= National Tyre Distributors Association =

The National Tyre Distributors Association (NTDA). is a trade association based in the United Kingdom. The NTDA directorate is based in Aylesbury, Buckinghamshire.

==Overview==
It was created in 1930 and represents tyre wholesalers, retailers, mobile tyre fitters and fast fit companies across the UK. It also has supplier members that include leading tyre manufacturers, retreaders, repairers and end of life tyre collectors and automotive aftermarket companies. It represents the interests of those members by actively lobbying UK and European Government in relation to key issues such as non-compliant, unsafe and illegal part-worn tyres, tyre ageing, tyre tread depth law, EU Tyre Labelling and environmentally sound collection and disposal of tyres

==Activities==
The NTDA runs an Annual Dinner and the Tyre Industry Awards. It also runs the National Tyre Industry Conference and many regional social and business events for the UK tyre industry.

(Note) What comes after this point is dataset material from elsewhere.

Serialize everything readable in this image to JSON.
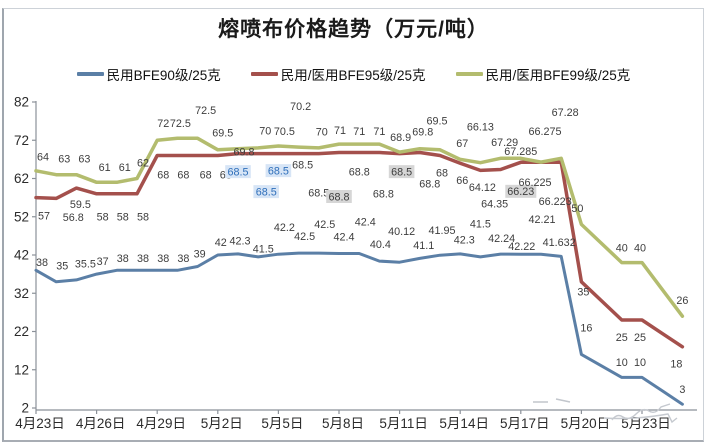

For many years the NTDA has run a national scheme called TyreLink a breakdown scheme, which coordinates members of the Association to offer a 24-hour roadside breakdown service for trucks.

==Executives==
Since its formation, the NTDA has had 55 elected Presidents and, after the change of title in 1999, 10 National Chairman. The current National Chairman of the Association is Simon Wright Commercial Director at Halfords Fleet Services who replaced Martin O'Brien Commercial Director of Lodge Tyre Co Ltd in 2022. Martin O'Brien served from 2019 having replaced Prashant Chopra, Managing Director of Autogem Invicta Ltd, who in turn, replaced Roger Griggs, Communications Director at European Tyre Enterprises Ltd in 2017 The current Chief Executive of the NTDA is Stefan Hay who has held the position since January 2014.

The NTDA also administers the Roadside Emergency Action Concerning Tyres (REACT) steering group. REACT operates as a dedicated group within the NTDA. It was launched in October 2011, for all truck tyre technicians who work for companies in membership of the NTDA. The scheme records and monitors the training of technicians working on the roadside throughout the UK. Trained technicians are issued with individual licences.